2021 Waterford Senior Hurling Championship
- Dates: 28 August – 3 October 2021
- Teams: 13
- Sponsor: J. J. Kavanagh & Sons
- Champions: Ballygunner (20th title) Barry Coughlan (captain) Darragh O'Sullivan (manager)
- Runners-up: Roanmore Gavin O'Brien (captain) Peter Queally (manager)
- Relegated: Ballyduff Upper Ballysaggart

Tournament statistics
- Matches played: 24
- Goals scored: 73 (3.04 per match)
- Points scored: 867 (36.13 per match)
- Top scorer(s): Maurice Shanahan (7–43)

= 2021 Waterford Senior Hurling Championship =

Annual hurling competition season

The 2021 Waterford Senior Hurling Championship was the 121st staging of the Waterford Senior Hurling Championship since its establishment by the Waterford County Board in 1897. The championship began on 28 August 2021 and ended on 3 October 2021.

Ballygunner were the defending champions. Ballyduff Upper and Ballysaggart were relegated from the championship after being beaten in a series of playoffs.

The final was played on 3 October 2021 at Walsh Park in Waterford, between Ballygunner and Roanmore, in what was their first ever meeting in a final. Ballygunner won the match by 2–27 to 0–13 to claim their 20th championship title overall and an eighth consecutive title.

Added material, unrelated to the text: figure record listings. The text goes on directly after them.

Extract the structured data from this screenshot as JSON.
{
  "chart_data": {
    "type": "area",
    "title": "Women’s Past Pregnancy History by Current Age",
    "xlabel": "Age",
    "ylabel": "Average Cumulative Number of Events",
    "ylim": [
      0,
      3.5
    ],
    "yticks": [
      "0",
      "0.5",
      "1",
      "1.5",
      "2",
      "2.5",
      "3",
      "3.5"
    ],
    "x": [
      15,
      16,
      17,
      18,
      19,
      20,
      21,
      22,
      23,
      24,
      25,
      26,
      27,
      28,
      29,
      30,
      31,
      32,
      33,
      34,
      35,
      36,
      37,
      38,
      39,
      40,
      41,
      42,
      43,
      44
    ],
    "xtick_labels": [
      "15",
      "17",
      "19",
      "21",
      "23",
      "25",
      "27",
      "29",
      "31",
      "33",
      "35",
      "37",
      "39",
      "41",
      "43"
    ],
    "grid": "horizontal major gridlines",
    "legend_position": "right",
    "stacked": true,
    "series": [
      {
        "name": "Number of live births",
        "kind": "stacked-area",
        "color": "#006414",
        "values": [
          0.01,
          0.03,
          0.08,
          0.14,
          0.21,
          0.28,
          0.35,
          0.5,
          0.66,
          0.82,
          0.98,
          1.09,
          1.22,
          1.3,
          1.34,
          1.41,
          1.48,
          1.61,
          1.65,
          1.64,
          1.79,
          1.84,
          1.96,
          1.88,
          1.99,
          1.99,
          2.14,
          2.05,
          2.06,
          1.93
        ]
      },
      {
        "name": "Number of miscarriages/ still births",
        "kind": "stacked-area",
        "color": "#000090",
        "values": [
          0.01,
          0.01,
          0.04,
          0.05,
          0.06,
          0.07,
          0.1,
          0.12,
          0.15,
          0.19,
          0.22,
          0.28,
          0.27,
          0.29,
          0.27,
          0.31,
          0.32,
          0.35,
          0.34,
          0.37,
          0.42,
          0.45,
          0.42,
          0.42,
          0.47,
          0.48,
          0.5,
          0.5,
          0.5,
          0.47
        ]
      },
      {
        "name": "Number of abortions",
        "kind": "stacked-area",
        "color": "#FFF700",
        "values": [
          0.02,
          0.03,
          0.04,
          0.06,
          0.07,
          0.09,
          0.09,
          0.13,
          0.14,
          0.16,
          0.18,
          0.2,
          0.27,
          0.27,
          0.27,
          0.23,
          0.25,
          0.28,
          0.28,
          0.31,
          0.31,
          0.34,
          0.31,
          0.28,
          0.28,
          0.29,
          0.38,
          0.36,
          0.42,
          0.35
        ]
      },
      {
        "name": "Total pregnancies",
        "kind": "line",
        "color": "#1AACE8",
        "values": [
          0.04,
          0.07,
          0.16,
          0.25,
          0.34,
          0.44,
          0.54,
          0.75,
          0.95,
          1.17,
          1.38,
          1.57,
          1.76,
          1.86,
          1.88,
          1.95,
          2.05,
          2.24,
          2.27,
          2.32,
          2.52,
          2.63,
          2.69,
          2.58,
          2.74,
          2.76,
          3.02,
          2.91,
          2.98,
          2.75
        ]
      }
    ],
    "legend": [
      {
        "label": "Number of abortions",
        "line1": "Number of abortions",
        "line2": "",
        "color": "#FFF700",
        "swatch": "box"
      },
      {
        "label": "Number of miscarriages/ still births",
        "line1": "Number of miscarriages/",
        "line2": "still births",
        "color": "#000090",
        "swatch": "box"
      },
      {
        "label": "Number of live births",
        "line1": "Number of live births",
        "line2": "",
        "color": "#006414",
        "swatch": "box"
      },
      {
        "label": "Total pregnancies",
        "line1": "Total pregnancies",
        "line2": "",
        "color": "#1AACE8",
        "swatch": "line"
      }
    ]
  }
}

Lismore's Maurice Shanahan was the championship's top scorer with 7–43.

==Team changes==
===To Championship===

Promoted from the Waterford Intermediate Hurling Championship
- Ballyduff Upper

==Results==
===Group A===
====Group A table====

| Team | Matches | Score | Pts | | | | | |
| Pld | W | D | L | For | Against | Diff | | |
| Lismore | 3 | 2 | 0 | 1 | 7–59 | 2–63 | 11 | 4 |
| Fourmilewater | 3 | 2 | 0 | 1 | 1–60 | 3–50 | 4 | 4 |
| Tallow | 3 | 1 | 0 | 2 | 6–48 | 7–60 | −14 | 2 |
| Ballysaggart | 3 | 1 | 0 | 2 | 4–61 | 6–56 | −1 | 2 |

===Group B===
====Group B table====

| Team | Matches | Score | Pts | | | | | |
| Pld | W | D | L | For | Against | Diff | | |
| Ballygunner | 2 | 2 | 0 | 0 | 2–53 | 2–26 | 27 | 4 |
| Abbeyside | 2 | 1 | 0 | 1 | 4–37 | 1–31 | 15 | 2 |
| Ballyduff Upper | 2 | 0 | 0 | 2 | 1–19 | 4–52 | −41 | 0 |

===Group C===
====Group C table====

| Team | Matches | Score | Pts | | | | | |
| Pld | W | D | L | For | Against | Diff | | |
| Dungarvan | 2 | 2 | 0 | 0 | 3–47 | 1–40 | 10 | 4 |
| Mount Sion | 2 | 1 | 0 | 1 | 2–43 | 1–41 | 8 | 2 |
| De La Salle | 2 | 0 | 0 | 2 | 1–30 | 4–39 | −18 | 0 |

===Group D===
====Group D table====

| Team | Matches | Score | Pts | | | | | |
| Pld | W | D | L | For | Against | Diff | | |
| Passage | 2 | 2 | 0 | 0 | 6–31 | 1–33 | 13 | 4 |
| Ronamore | 2 | 1 | 0 | 1 | 1–38 | 3–31 | 1 | 2 |
| Clonea | 2 | 0 | 0 | 2 | 1–30 | 4–35 | −14 | 0 |

==Championship statistics==
===Top scorers===

- In a single game

| Rank | Player | Club | Tally | Total | Opposition |
| 1 | Maurice Shanahan | Lismore | 4–13 | 25 | Tallow |
| 2 | Patrick Curran | Dungarvan | 2–10 | 16 | Abbeyside |
| 3 | Maurice Shanahan | Lismore | 1–12 | 15 | Fourmilewater |
| Patrick Curran | Dungarvan | 1–12 | 15 | De La Salle |
| 5 | Gavin O'Brien | Roanmore | 2-08 | 14 | Lismore |
| Stephen Bennett | Ballysaggart | 1–11 | 14 | Tallow |
| Reuben Halloran | De La Salle | 1–11 | 14 | Ballysaggart |
| Billy Power | Clonea | 0–14 | 14 | Passage |
| 9 | Mikey Cummins | Passage | 1–10 | 13 | Mount Sion |
| Martin O'Neill | Mount Sion | 0–13 | 13 | Dungarvan |

===Miscellaneous===

- The relegation play-off between De La Salle and Ballysaggart was called off at the last minute because of a floodlight failure at Fraher Field.
- Roanmore qualified for the final for the first time since 1990.